7 Décembre 2009 , Rédigé par Vladimir Vodarevski Publié dans #Théorie et explications de texte

 

     Le libéralisme est accusé de tous les maux. Les licenciements, la pauvreté, la crise financière, la destruction de la planète, c'est la faute au libéralisme. Le libéralisme serait l'encouragement à la cupidité, et au renoncement aux valeurs humanistes, qui mettent l'être humain au cœur de l'économie.


     Pourtant, nous ne sommes pas dans une économie ultra-libérale, ni qui tendrait vers l'ultra-libéralisme. Ainsi, la dépense publique représente en France plus de la moitié de la richesse créée chaque année dans le pays. Tous les pays développés, toutes les économies de marché dans le monde ont d'ailleurs des niveaux de dépenses publiques élevés.


     D'autre part, l'interventionnisme est visible. Ne serait-ce qu'en matière monétaire. Les taux d'intérêt sont devenus un vecteur important d'interventionnisme aux USA. C'est ainsi que ce pays a soutenu la croissance économique par la création monétaire, en maintenant les taux d'intérêt bas, pour favoriser le crédit. Malgré la bulle immobilière, ils n'ont pas remonté ces taux, de peur de casser la croissance. Ce qui a causé la crise financière. ( Cf  Les essentiels sur la crise  )


     Et pourtant, c'est encore et toujours le libéralisme qui est accusé. On en vient même à parler du retour du keynésianisme, alors que la politique de relance par les taux qui a conduit à la crise est inspirée du néo-keynésianisme!


     D'où vient l'antilibéralisme? Que lui reproche-t-on? Je me propose dans cet article, d'analyser, de définir l'origine de l'antilibéralisme. Pas l'origine historique, ce qui serait un énorme travail. Ce qu'on pourrait appeler l'origine conceptuelle de l'antilibéralisme. Je tenterai de montrer ce que traduit l'antilibéralisme, ce qu'il signifie.

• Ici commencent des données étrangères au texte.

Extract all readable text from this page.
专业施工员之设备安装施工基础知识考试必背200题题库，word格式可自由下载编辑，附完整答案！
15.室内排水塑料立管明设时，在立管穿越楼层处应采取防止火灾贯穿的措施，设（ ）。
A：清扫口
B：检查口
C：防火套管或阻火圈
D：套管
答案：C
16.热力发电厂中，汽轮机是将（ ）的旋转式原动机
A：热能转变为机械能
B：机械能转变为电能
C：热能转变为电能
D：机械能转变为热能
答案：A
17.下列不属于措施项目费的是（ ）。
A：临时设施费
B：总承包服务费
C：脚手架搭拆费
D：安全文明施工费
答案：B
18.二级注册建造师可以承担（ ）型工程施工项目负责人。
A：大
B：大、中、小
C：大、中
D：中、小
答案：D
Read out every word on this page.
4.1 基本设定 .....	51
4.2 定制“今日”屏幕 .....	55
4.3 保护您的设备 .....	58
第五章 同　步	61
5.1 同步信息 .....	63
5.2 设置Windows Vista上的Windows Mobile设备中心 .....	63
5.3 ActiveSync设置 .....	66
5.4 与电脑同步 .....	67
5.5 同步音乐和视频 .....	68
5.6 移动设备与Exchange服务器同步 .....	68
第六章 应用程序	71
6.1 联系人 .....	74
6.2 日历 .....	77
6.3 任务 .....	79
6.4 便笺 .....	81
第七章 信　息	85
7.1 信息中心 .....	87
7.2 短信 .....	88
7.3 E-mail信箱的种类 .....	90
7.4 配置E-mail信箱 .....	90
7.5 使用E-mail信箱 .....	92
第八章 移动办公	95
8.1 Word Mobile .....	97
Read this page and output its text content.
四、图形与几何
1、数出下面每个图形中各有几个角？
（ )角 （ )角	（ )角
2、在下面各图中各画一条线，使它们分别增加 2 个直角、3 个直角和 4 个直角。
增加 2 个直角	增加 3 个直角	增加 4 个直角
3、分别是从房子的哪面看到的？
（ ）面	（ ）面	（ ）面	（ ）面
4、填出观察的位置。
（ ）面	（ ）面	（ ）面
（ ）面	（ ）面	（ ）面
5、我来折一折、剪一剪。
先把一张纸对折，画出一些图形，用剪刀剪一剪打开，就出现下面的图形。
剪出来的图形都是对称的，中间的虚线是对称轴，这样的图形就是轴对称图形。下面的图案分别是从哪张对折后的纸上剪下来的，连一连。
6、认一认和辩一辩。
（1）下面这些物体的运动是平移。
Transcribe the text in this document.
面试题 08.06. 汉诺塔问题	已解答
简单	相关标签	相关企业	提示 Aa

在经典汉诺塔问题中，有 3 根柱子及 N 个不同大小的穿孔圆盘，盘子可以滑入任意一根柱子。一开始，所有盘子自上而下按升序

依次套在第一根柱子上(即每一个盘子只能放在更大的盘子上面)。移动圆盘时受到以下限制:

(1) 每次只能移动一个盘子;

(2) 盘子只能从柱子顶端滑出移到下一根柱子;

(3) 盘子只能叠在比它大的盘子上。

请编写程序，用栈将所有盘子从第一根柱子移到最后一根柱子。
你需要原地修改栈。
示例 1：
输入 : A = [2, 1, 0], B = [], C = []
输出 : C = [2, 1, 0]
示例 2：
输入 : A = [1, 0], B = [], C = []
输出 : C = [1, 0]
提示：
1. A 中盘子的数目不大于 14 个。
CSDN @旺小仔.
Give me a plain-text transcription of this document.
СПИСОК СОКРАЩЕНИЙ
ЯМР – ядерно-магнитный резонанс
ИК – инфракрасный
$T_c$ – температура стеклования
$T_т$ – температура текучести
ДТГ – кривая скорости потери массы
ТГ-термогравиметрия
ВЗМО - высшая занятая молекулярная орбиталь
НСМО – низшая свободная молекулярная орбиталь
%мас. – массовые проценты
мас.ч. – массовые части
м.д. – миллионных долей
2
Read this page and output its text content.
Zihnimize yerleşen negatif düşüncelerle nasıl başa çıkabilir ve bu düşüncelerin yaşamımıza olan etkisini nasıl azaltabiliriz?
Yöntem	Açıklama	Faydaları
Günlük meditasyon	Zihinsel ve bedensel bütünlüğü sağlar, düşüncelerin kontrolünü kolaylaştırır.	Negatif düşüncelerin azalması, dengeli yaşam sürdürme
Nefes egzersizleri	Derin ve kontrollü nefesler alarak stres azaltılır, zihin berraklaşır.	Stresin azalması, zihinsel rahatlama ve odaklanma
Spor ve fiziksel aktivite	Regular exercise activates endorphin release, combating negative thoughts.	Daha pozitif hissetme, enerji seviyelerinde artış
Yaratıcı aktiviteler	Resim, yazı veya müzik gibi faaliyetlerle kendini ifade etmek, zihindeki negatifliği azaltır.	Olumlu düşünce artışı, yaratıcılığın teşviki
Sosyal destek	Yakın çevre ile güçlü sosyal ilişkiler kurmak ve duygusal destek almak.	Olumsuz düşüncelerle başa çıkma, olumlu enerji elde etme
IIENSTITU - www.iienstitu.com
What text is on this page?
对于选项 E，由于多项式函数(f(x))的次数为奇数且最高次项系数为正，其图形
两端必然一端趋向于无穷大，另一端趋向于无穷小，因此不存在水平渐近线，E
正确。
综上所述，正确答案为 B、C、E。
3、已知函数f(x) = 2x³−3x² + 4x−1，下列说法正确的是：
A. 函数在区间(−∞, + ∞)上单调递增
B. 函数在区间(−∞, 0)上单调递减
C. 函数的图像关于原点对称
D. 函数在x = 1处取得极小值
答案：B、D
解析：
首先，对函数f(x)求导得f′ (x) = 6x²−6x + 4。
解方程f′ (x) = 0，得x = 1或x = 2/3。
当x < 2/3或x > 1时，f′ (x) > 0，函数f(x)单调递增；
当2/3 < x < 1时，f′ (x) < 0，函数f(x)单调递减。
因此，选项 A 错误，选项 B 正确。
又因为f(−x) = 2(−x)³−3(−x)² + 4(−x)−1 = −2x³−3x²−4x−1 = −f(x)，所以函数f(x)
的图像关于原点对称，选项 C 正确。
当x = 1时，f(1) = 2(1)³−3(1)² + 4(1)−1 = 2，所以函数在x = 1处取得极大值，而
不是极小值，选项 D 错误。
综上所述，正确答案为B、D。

     Par antilibéralisme, j'entends Les différents reproches qui sont fait au libéralisme, et les différentes conceptions qui lui sont opposées. L'antilibéralisme n'est pas une théorie, ni une idéologie. Cependant, par cet article, je vais un peu théoriser l'antilibéralisme, puisque je vais en dégager les caractéristiques, en le comparant au libéralisme.


     Je commencerai par les idées fausses sur le libéralisme, et l'origine de celles-ci. Puis, je traiterai du social, grand reproche fait au libéralisme. Ensuite, j'aborderai ce que je définirai comme le caractère normatif de l'antilibéralisme. Enfin, je tirerai les conséquences de cette confrontation.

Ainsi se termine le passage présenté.